Florina García, presidenta de la asociación, cuestionó que se responsabilice a los jubilados de la situación económica cuando, afirmó, el verdadero problema radica en los altos sueldos y privilegios de funcionarios con puestos de confianza que, además de pensionarse con salarios de hasta 200 mil pesos mensuales, son recontratados bajo esquemas de honorarios.
“No somos los jubilados que ganamos una miseria los que asfixiamos a la UAS. Son los que tienen puestos de confianza con altos salarios los que absorben la mayor parte de los recursos”, sentenció.
Recordó que las primas vacacionales se obtuvieron como resultado de una demanda colectiva en los años 80 y que, pese a ello, la administración central amplió esa prestación de manera discrecional a directivos y personal de confianza sin que mediara ninguna exigencia legal.
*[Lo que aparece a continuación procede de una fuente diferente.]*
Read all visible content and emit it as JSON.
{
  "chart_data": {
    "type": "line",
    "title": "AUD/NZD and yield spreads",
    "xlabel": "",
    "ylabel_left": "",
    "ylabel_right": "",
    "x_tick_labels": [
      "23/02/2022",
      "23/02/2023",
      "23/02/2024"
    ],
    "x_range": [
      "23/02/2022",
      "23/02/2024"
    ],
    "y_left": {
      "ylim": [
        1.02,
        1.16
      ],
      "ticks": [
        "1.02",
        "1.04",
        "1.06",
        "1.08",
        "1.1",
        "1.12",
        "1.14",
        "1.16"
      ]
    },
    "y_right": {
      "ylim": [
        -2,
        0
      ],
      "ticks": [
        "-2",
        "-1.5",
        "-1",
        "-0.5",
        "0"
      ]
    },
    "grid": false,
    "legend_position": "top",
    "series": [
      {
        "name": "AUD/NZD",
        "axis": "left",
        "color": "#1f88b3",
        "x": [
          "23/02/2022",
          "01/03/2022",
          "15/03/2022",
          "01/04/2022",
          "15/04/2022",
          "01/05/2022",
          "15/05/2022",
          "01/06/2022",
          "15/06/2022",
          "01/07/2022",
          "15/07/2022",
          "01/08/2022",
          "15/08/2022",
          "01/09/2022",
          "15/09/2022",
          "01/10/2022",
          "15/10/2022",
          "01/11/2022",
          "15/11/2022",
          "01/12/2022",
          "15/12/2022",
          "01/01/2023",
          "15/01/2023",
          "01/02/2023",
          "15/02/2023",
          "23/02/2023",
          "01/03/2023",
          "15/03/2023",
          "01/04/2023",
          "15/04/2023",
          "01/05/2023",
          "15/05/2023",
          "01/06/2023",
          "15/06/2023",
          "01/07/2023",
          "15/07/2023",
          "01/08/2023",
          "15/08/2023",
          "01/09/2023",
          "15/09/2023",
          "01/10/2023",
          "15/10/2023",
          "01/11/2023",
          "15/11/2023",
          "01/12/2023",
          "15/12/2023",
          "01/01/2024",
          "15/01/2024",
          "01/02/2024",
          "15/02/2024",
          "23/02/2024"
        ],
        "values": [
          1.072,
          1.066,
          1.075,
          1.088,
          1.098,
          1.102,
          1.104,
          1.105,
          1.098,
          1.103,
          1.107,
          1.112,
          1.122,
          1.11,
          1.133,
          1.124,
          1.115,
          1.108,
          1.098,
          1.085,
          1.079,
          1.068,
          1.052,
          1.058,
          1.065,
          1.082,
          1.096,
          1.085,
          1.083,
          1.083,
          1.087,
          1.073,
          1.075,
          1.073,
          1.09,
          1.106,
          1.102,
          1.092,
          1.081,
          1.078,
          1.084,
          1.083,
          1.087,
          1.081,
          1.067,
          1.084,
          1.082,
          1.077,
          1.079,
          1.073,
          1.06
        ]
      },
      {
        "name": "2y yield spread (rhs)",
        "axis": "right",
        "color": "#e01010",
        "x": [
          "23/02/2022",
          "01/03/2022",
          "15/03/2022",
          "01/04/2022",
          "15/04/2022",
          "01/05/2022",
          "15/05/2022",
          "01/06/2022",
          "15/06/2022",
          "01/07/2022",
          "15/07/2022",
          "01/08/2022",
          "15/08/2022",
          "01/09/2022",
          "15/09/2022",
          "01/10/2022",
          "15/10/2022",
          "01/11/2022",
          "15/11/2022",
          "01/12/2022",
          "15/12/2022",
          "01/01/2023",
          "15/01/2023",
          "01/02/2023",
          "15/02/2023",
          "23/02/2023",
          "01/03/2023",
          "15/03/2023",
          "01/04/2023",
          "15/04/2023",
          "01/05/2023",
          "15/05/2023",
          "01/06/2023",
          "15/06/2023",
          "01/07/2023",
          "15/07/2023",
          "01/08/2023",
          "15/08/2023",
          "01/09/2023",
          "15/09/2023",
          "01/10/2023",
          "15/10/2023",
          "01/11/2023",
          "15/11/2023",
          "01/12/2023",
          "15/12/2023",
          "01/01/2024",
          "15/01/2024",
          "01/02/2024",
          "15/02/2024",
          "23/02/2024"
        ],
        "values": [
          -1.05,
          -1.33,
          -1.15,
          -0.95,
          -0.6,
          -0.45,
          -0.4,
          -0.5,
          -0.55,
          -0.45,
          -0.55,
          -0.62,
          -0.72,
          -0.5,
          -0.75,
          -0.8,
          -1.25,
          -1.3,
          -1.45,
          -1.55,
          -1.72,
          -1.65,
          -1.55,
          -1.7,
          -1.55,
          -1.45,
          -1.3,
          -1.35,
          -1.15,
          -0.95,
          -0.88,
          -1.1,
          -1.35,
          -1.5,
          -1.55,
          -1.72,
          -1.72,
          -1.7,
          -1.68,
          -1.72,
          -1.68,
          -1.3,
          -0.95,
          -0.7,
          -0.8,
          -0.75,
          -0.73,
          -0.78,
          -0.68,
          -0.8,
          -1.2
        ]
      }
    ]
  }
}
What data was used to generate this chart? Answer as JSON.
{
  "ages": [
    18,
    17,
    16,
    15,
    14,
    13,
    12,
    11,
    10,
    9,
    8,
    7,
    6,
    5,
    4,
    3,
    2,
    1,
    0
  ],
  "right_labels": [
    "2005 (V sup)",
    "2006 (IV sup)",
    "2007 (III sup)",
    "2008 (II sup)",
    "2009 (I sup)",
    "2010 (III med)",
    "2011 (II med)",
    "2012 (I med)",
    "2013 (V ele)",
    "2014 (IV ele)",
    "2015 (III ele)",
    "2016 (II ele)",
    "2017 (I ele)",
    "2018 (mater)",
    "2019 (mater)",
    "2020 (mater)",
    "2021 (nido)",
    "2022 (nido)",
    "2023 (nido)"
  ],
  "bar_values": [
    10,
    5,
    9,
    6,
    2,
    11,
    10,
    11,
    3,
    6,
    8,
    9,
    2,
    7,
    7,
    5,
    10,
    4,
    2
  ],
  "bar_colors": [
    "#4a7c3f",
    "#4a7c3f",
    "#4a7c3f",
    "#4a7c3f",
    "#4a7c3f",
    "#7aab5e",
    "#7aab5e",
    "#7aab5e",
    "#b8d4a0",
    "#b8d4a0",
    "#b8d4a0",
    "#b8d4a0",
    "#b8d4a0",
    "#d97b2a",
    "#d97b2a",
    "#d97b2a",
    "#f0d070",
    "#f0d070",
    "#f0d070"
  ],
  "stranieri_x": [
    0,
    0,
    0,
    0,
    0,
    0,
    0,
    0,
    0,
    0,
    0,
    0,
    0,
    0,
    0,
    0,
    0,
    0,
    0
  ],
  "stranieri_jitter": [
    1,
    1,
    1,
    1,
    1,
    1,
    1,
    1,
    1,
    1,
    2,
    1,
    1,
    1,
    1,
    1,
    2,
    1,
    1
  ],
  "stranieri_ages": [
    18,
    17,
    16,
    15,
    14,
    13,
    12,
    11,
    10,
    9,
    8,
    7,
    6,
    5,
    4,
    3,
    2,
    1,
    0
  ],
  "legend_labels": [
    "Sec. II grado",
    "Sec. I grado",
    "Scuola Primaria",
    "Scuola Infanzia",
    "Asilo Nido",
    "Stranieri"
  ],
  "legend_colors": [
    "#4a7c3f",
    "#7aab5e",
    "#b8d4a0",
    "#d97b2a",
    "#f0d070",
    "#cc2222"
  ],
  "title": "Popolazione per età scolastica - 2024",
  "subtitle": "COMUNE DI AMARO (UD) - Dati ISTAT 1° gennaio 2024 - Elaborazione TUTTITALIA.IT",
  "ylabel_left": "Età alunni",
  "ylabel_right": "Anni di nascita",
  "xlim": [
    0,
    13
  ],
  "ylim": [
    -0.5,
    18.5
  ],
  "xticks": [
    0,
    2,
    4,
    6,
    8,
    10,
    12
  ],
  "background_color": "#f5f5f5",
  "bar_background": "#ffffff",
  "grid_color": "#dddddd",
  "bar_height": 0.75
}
Los jubilados también señalaron irregularidades con el fideicomiso creado en 2008, el cual comenzó con un descuento del 3% a las pensiones y que posteriormente incrementó cada año hasta llegar al 10%. Florina García explicó que tras un fallo de la Suprema Corte de Justicia se les suspendieron los descuentos y se les devolvieron los montos cobrados, pero hay más de mil extrabajadores que, a pesar de haber ganado sus demandas, llevan una década esperando que la universidad les reintegre su dinero.
“Hay gente que ya falleció sin que le devolvieran lo que les descontaron, y muchos de los que viven ganan salarios muy bajos. Le pedimos al gobierno estatal que revise este tema y que se haga justicia,” subrayó García.
Finalmente, acusó que la universidad continúa jubilando a funcionarios con salarios elevados, a quienes después se vuelve a contratar en cargos administrativos con el mismo rango salarial, generando un círculo vicioso que —aseguró— es el verdadero factor que presiona las finanzas de la institución.